Я перевела эту его фразу. Вероятно, генерал был хороший актёр. Все они там, кто трётся на фашистской верхушке, умелые комедианты. Но он говорил с такой подкупающей доброжелательностью!
«Что вы понимаете о чести?» - усмехнувшись, ответил лётчик.
Я перевела. Генерала это не смутило. Он только на минуту нахмурился, но сейчас же спросил: «Может быть, с вами дурно обращались? Почему вы так озлоблены? Вы недовольны уходом, медицинской помощью? Заявите мне, я сейчас же прикажу всё сделать. Герой остаётся героем в любых обстоятельствах».
«Спросите, что ему нужно», - устало ответил лётчик.
Он, видимо, очень страдал от ран, но не желал, чтобы враги заметили его страдания, и только пот, покрывший его лоб и ливший струйками в бинты, показывал, каково ему.
Генерал начал терять терпение:
«Скажите ему, чёрт подери, что у него хороший выбор.

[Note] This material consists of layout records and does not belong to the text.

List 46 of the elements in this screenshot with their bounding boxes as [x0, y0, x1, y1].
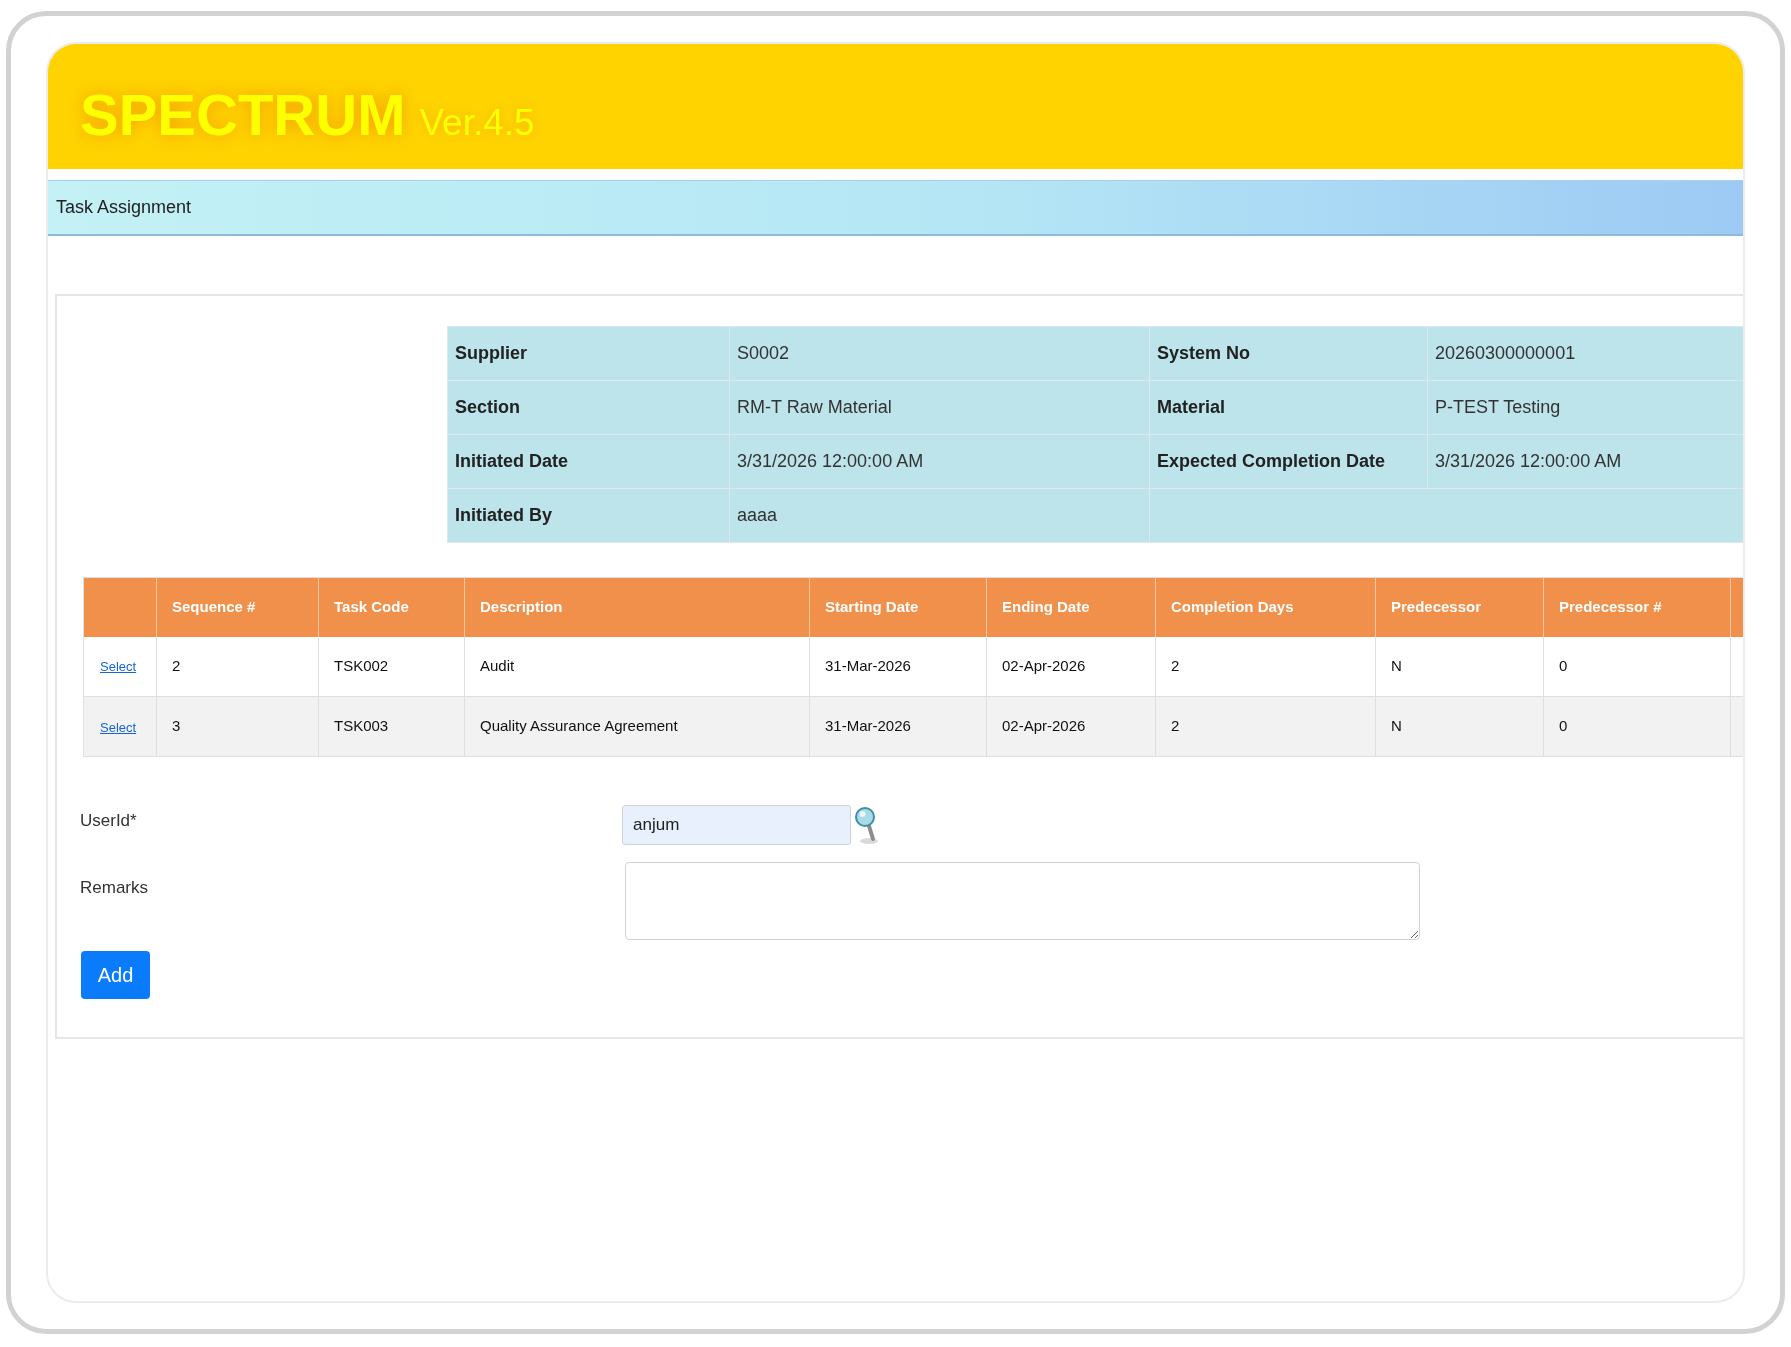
- table-cell: 31-Mar-2026: [809, 696, 987, 757]
- add-button[interactable]: Add: [81, 951, 150, 999]
- table-cell: 3: [156, 696, 319, 757]
- field-label: Expected Completion Date: [1149, 434, 1428, 489]
- table-cell: 02-Apr-2026: [986, 696, 1156, 757]
- field-value: 3/31/2026 12:00:00 AM: [1427, 434, 1743, 489]
- table-cell: TSK002: [318, 636, 465, 697]
- field-label: Initiated Date: [447, 434, 730, 489]
- table-cell: 2: [1155, 696, 1376, 757]
- table-cell: TSK003: [318, 696, 465, 757]
- table-cell: 02-Apr-2026: [986, 636, 1156, 697]
- table-cell: Quality Assurance Agreement: [464, 696, 810, 757]
- table-cell: 0: [1543, 636, 1731, 697]
- field-value: RM-T Raw Material: [729, 380, 1150, 435]
- table-cell: N: [1375, 696, 1544, 757]
- field-value: aaaa: [729, 488, 1150, 543]
- field-value: P-TEST Testing: [1427, 380, 1743, 435]
- table-cell: 0: [1543, 696, 1731, 757]
- field-label: Section: [447, 380, 730, 435]
- field-label: Supplier: [447, 326, 730, 381]
- column-header: Task Code: [318, 577, 465, 637]
- search-icon[interactable]: [854, 805, 880, 845]
- field-value: S0002: [729, 326, 1150, 381]
- table-cell: 2: [1155, 636, 1376, 697]
- column-header: Starting Date: [809, 577, 987, 637]
- column-header: Predecessor #: [1543, 577, 1731, 637]
- field-value: 3/31/2026 12:00:00 AM: [729, 434, 1150, 489]
- table-cell: 2: [156, 636, 319, 697]
- table-cell: Audit: [464, 636, 810, 697]
- column-header: Completion Days: [1155, 577, 1376, 637]
- field-value: 20260300000001: [1427, 326, 1743, 381]
- text-input[interactable]: anjum: [622, 805, 851, 845]
- field-label: Initiated By: [447, 488, 730, 543]
- page-title: Task Assignment: [56, 196, 192, 219]
- field-label: UserId*: [80, 811, 137, 830]
- column-header: Sequence #: [156, 577, 319, 637]
- column-header: Ending Date: [986, 577, 1156, 637]
- field-label: System No: [1149, 326, 1428, 381]
- column-header: Predecessor: [1375, 577, 1544, 637]
- field-label: Remarks: [80, 878, 148, 897]
- table-cell: N: [1375, 636, 1544, 697]
- column-header: Description: [464, 577, 810, 637]
- field-label: Material: [1149, 380, 1428, 435]
- table-cell: 31-Mar-2026: [809, 636, 987, 697]
- select-link[interactable]: Select: [100, 719, 137, 735]
- select-link[interactable]: Select: [100, 659, 137, 675]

Маленькая информация об авиационных частях, о которой всё равно никто из его соотечественников не узнает, и тихая, спокойная жизнь до конца войны на одном из лучших европейских курортов - Ницца, Баден-Баден, Бадвильдунген, Карлсбад… Об упрямстве его тоже никто не знает: могильные черви с одинаковым аппетитом жрут трупы героев и трусов».
Я перевела.
Лётчик даже захохотал: «Скажите генералу, что он, повидимому, достойный выкормыш своего фюрера».
Не найдя в немецком языке слова «выкормыш», я перевела его как «воспитанник», и, к моему удивлению, этот самодовольный тупица неожиданно просиял. Он налился важностью и сказал: это так, лейтенант правильно отметил, он действительно старается подражать фюреру. Он сказал, что теперь, несомненно, они найдут общий язык - два героя, два солдата. И он спросил: пусть господин лейтенант, который только что показал, что он куда разумнее других своих соотечественников, пусть он скажет, почему так безнадёжно упрямы эти русские, почему, отступая, они сами жгут свои дома, почему за линией фронта не желают покоряться и продолжают борьбу, навлекая на себя репрессии и кары, почему предпочитают умирать, не раскрывая карт, хотя и дураку ясно, что война ими проиграна. Почему?